Don’t Torture a Duckling (Non si sevizia un paperino) concerns itself with the solving of a series of child murders which rock a small, rural Italian village. There are larger themes at work throughout which keep the film interesting – superstition, ochlocracy, even hints of paedophilia – but it never amounts to anything substantially powerful. Part of this may be due to the confused morality behind the film, for example: the character of Patrizia (Barabara Bouchet), the promiscuous outsider who seems unnaturally comfortable with the idea of underage sex, is also one of our likeable leads.

Fulci’s confidence in the piece he was making at the time is admirable; one can only imagine how criticising the Catholic Church in 1972’s Italy would be viewed by the general public, but the stature of the film has outgrown the quality that is present on screen.

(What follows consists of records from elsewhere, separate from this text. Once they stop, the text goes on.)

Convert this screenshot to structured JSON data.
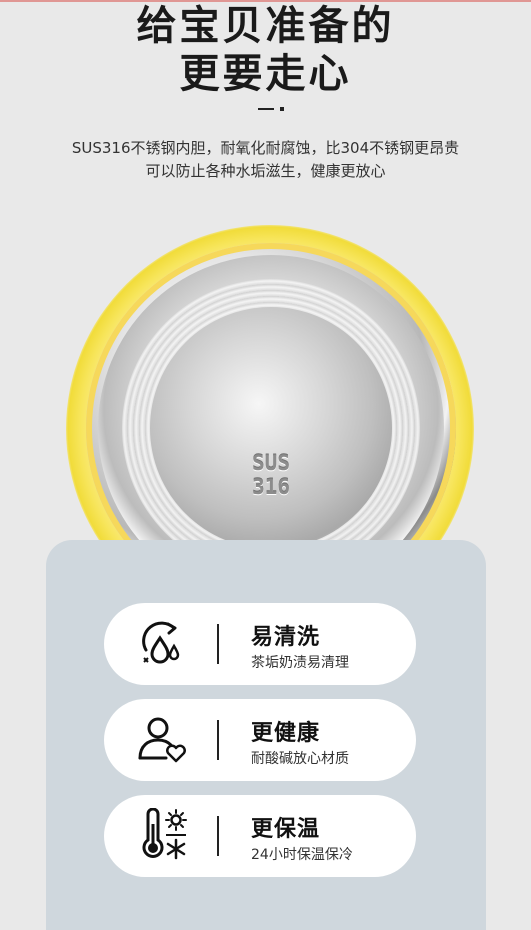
{
  "headline": {
    "line1": "给宝贝准备的",
    "line2": "更要走心"
  },
  "subtitle": {
    "line1": "SUS316不锈钢内胆，耐氧化耐腐蚀，比304不锈钢更昂贵",
    "line2": "可以防止各种水垢滋生，健康更放心"
  },
  "cup": {
    "engraving_line1": "SUS",
    "engraving_line2": "316",
    "accent_color": "#f1dc3a"
  },
  "features": [
    {
      "icon": "water-drop-cycle-icon",
      "title": "易清洗",
      "desc": "茶垢奶渍易清理"
    },
    {
      "icon": "person-heart-icon",
      "title": "更健康",
      "desc": "耐酸碱放心材质"
    },
    {
      "icon": "thermometer-sun-snow-icon",
      "title": "更保温",
      "desc": "24小时保温保冷"
    }
  ],
  "colors": {
    "panel": "#cfd7dd",
    "card": "#ffffff",
    "text": "#111111"
  }
}
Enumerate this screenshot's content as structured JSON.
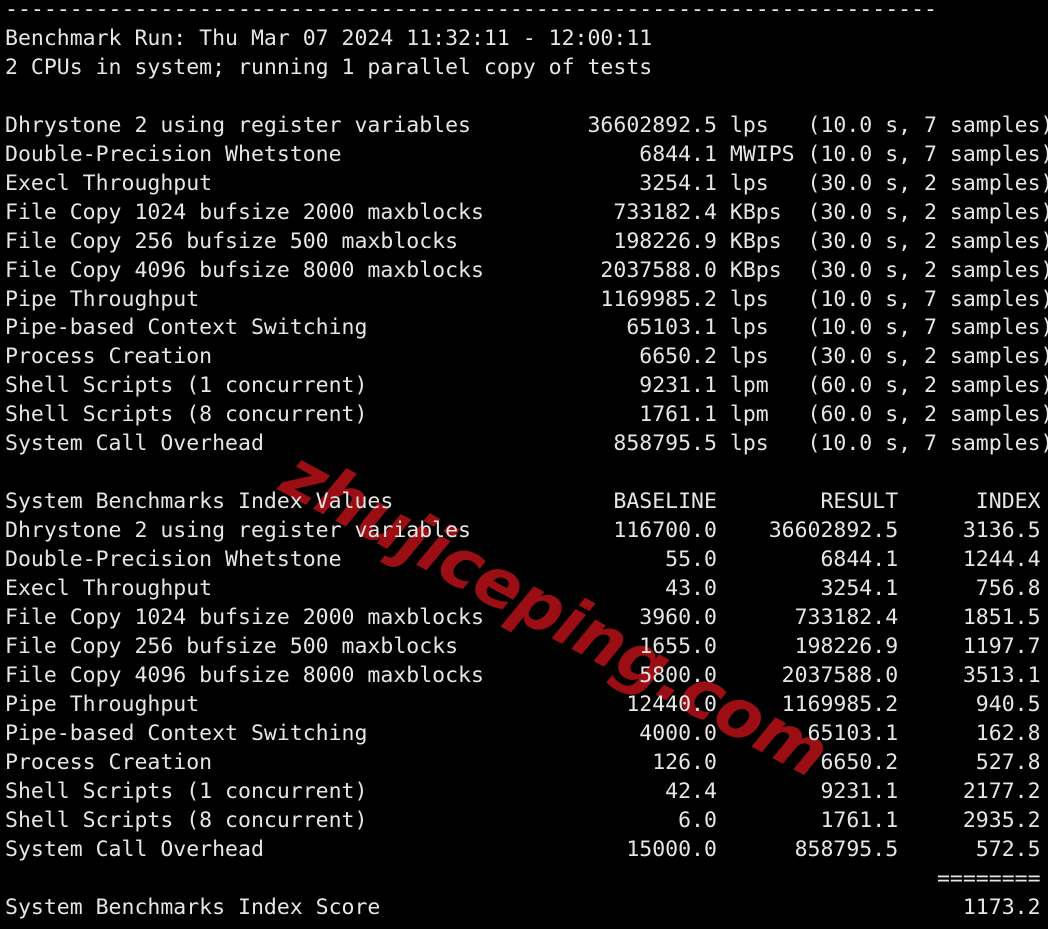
{
  "terminal": {
    "background_color": "#000000",
    "text_color": "#e6e6e6",
    "watermark": {
      "text": "zhujiceping.com",
      "color": "#9b0e14"
    },
    "separator_top": "------------------------------------------------------------------------",
    "header": {
      "benchmark_run_label": "Benchmark Run:",
      "benchmark_run_value": "Thu Mar 07 2024 11:32:11 - 12:00:11",
      "cpu_line": "2 CPUs in system; running 1 parallel copy of tests"
    },
    "results": {
      "rows": [
        {
          "name": "Dhrystone 2 using register variables",
          "value": "36602892.5",
          "unit": "lps",
          "duration": "10.0 s",
          "samples": "7 samples"
        },
        {
          "name": "Double-Precision Whetstone",
          "value": "6844.1",
          "unit": "MWIPS",
          "duration": "10.0 s",
          "samples": "7 samples"
        },
        {
          "name": "Execl Throughput",
          "value": "3254.1",
          "unit": "lps",
          "duration": "30.0 s",
          "samples": "2 samples"
        },
        {
          "name": "File Copy 1024 bufsize 2000 maxblocks",
          "value": "733182.4",
          "unit": "KBps",
          "duration": "30.0 s",
          "samples": "2 samples"
        },
        {
          "name": "File Copy 256 bufsize 500 maxblocks",
          "value": "198226.9",
          "unit": "KBps",
          "duration": "30.0 s",
          "samples": "2 samples"
        },
        {
          "name": "File Copy 4096 bufsize 8000 maxblocks",
          "value": "2037588.0",
          "unit": "KBps",
          "duration": "30.0 s",
          "samples": "2 samples"
        },
        {
          "name": "Pipe Throughput",
          "value": "1169985.2",
          "unit": "lps",
          "duration": "10.0 s",
          "samples": "7 samples"
        },
        {
          "name": "Pipe-based Context Switching",
          "value": "65103.1",
          "unit": "lps",
          "duration": "10.0 s",
          "samples": "7 samples"
        },
        {
          "name": "Process Creation",
          "value": "6650.2",
          "unit": "lps",
          "duration": "30.0 s",
          "samples": "2 samples"
        },
        {
          "name": "Shell Scripts (1 concurrent)",
          "value": "9231.1",
          "unit": "lpm",
          "duration": "60.0 s",
          "samples": "2 samples"
        },
        {
          "name": "Shell Scripts (8 concurrent)",
          "value": "1761.1",
          "unit": "lpm",
          "duration": "60.0 s",
          "samples": "2 samples"
        },
        {
          "name": "System Call Overhead",
          "value": "858795.5",
          "unit": "lps",
          "duration": "10.0 s",
          "samples": "7 samples"
        }
      ]
    },
    "index_table": {
      "title": "System Benchmarks Index Values",
      "columns": [
        "BASELINE",
        "RESULT",
        "INDEX"
      ],
      "rows": [
        {
          "name": "Dhrystone 2 using register variables",
          "baseline": "116700.0",
          "result": "36602892.5",
          "index": "3136.5"
        },
        {
          "name": "Double-Precision Whetstone",
          "baseline": "55.0",
          "result": "6844.1",
          "index": "1244.4"
        },
        {
          "name": "Execl Throughput",
          "baseline": "43.0",
          "result": "3254.1",
          "index": "756.8"
        },
        {
          "name": "File Copy 1024 bufsize 2000 maxblocks",
          "baseline": "3960.0",
          "result": "733182.4",
          "index": "1851.5"
        },
        {
          "name": "File Copy 256 bufsize 500 maxblocks",
          "baseline": "1655.0",
          "result": "198226.9",
          "index": "1197.7"
        },
        {
          "name": "File Copy 4096 bufsize 8000 maxblocks",
          "baseline": "5800.0",
          "result": "2037588.0",
          "index": "3513.1"
        },
        {
          "name": "Pipe Throughput",
          "baseline": "12440.0",
          "result": "1169985.2",
          "index": "940.5"
        },
        {
          "name": "Pipe-based Context Switching",
          "baseline": "4000.0",
          "result": "65103.1",
          "index": "162.8"
        },
        {
          "name": "Process Creation",
          "baseline": "126.0",
          "result": "6650.2",
          "index": "527.8"
        },
        {
          "name": "Shell Scripts (1 concurrent)",
          "baseline": "42.4",
          "result": "9231.1",
          "index": "2177.2"
        },
        {
          "name": "Shell Scripts (8 concurrent)",
          "baseline": "6.0",
          "result": "1761.1",
          "index": "2935.2"
        },
        {
          "name": "System Call Overhead",
          "baseline": "15000.0",
          "result": "858795.5",
          "index": "572.5"
        }
      ],
      "score_separator": "========",
      "score_label": "System Benchmarks Index Score",
      "score_value": "1173.2"
    }
  }
}
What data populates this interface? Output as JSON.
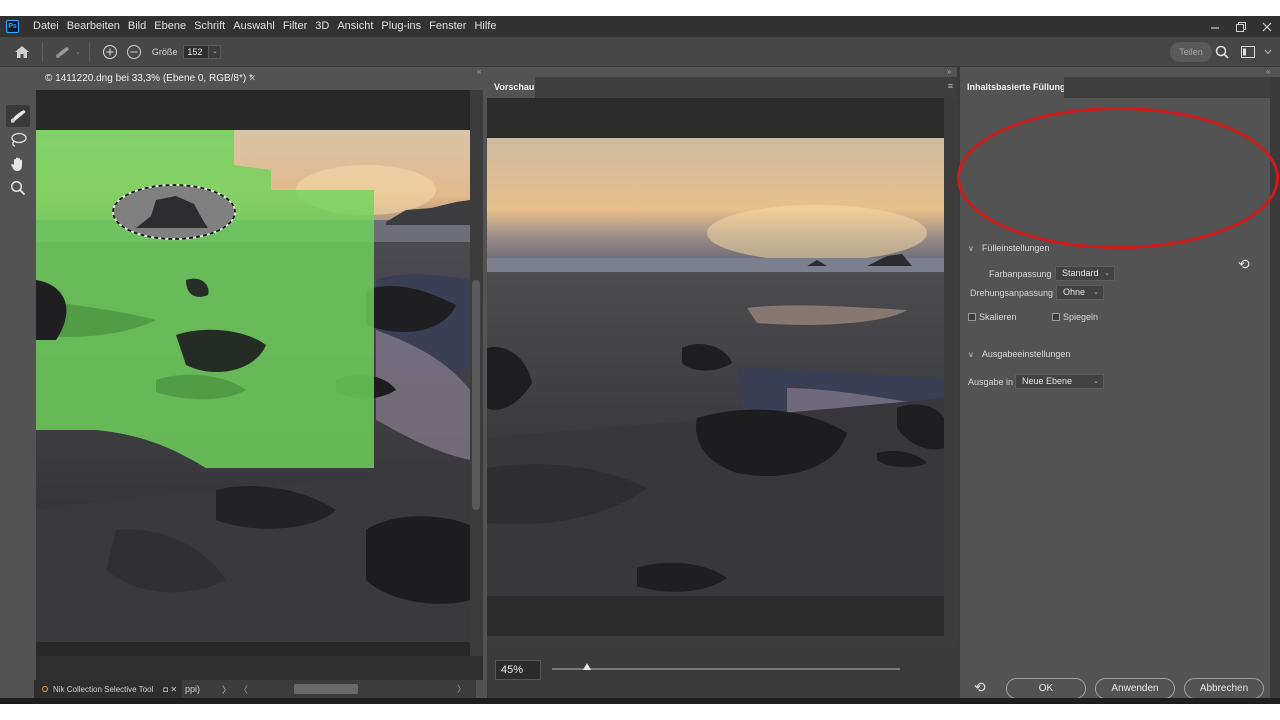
{
  "menubar": {
    "app_logo": "Ps",
    "items": [
      "Datei",
      "Bearbeiten",
      "Bild",
      "Ebene",
      "Schrift",
      "Auswahl",
      "Filter",
      "3D",
      "Ansicht",
      "Plug-ins",
      "Fenster",
      "Hilfe"
    ]
  },
  "options_bar": {
    "size_label": "Größe",
    "size_value": "152",
    "share_label": "Teilen"
  },
  "document": {
    "tab_title": "© 1411220.dng bei 33,3% (Ebene 0, RGB/8*) *",
    "status_text": "ppi)",
    "status_nav": "〉",
    "status_nav_left": "〈",
    "status_nav_right": "〉"
  },
  "nik": {
    "label": "Nik Collection Selective Tool",
    "controls": "◘ ✕"
  },
  "preview": {
    "tab_label": "Vorschau",
    "zoom_value": "45%",
    "zoom_fraction": 0.1
  },
  "panel": {
    "tab_label": "Inhaltsbasierte Füllung",
    "fill_section": "Fülleinstellungen",
    "color_adapt_label": "Farbanpassung",
    "color_adapt_value": "Standard",
    "rotation_adapt_label": "Drehungsanpassung",
    "rotation_adapt_value": "Ohne",
    "scale_label": "Skalieren",
    "mirror_label": "Spiegeln",
    "output_section": "Ausgabeeinstellungen",
    "output_label": "Ausgabe in",
    "output_value": "Neue Ebene",
    "ok_label": "OK",
    "apply_label": "Anwenden",
    "cancel_label": "Abbrechen"
  },
  "colors": {
    "annotation_red": "#d11a1a",
    "mask_green": "#6fd45a",
    "app_bg": "#535353"
  },
  "icons": {
    "home": "home-icon",
    "brush": "healing-brush-icon",
    "add": "add-to-selection-icon",
    "subtract": "subtract-from-selection-icon",
    "search": "search-icon",
    "workspace": "workspace-icon",
    "lasso": "lasso-icon",
    "hand": "hand-icon",
    "zoom": "zoom-icon",
    "reset": "reset-icon"
  }
}
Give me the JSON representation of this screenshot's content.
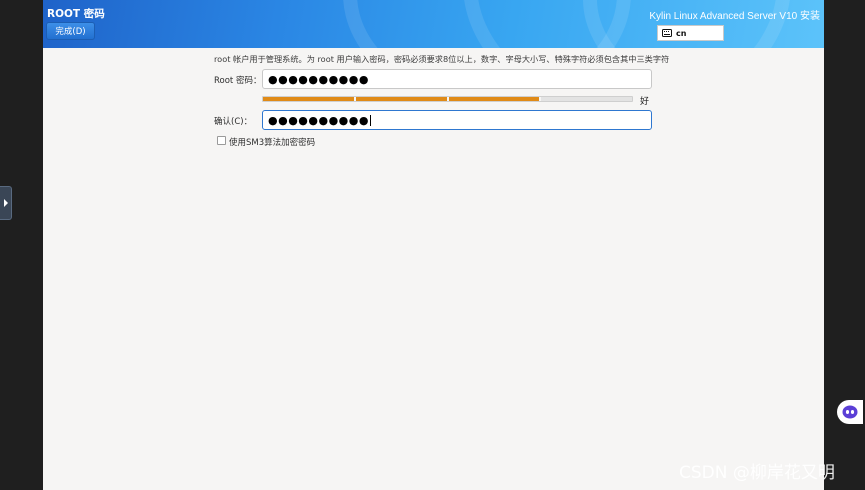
{
  "header": {
    "page_title": "ROOT 密码",
    "done_button": "完成(D)",
    "product_title": "Kylin Linux Advanced Server V10 安装",
    "keyboard_layout": "cn"
  },
  "form": {
    "description": "root 帐户用于管理系统。为 root 用户输入密码，密码必须要求8位以上，数字、字母大小写、特殊字符必须包含其中三类字符",
    "root_password_label": "Root 密码：",
    "root_password_value": "●●●●●●●●●●",
    "strength_label": "好",
    "strength_level": 0.75,
    "confirm_label": "确认(C)：",
    "confirm_password_value": "●●●●●●●●●●",
    "sm3_label": "使用SM3算法加密密码",
    "sm3_checked": false
  },
  "watermark": "CSDN @柳岸花又明",
  "colors": {
    "header_start": "#1f63c9",
    "header_end": "#5cc3fa",
    "strength_fill": "#e08a16",
    "focus_border": "#2e77d0"
  },
  "icons": [
    "keyboard-icon",
    "chevron-right-icon",
    "assistant-icon"
  ]
}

It might seem harsh, or unfair, to criticise a Giallo film for unbelievable dialogue or terrible dubbing, as these issues are taken as part-and-parcel of the genre, but the fact of the matter is that the style is incredibly jarring and constantly removes you from the story. To put it simply, the film suffers from its badly dated aesthetics.

Any quick search into the film will highlight its standing as a classic and an important piece of cinema. Whilst that is almost undeniable, sometimes classics become so because of what they inspired and not what they actually created themselves. This might just be one of those classics.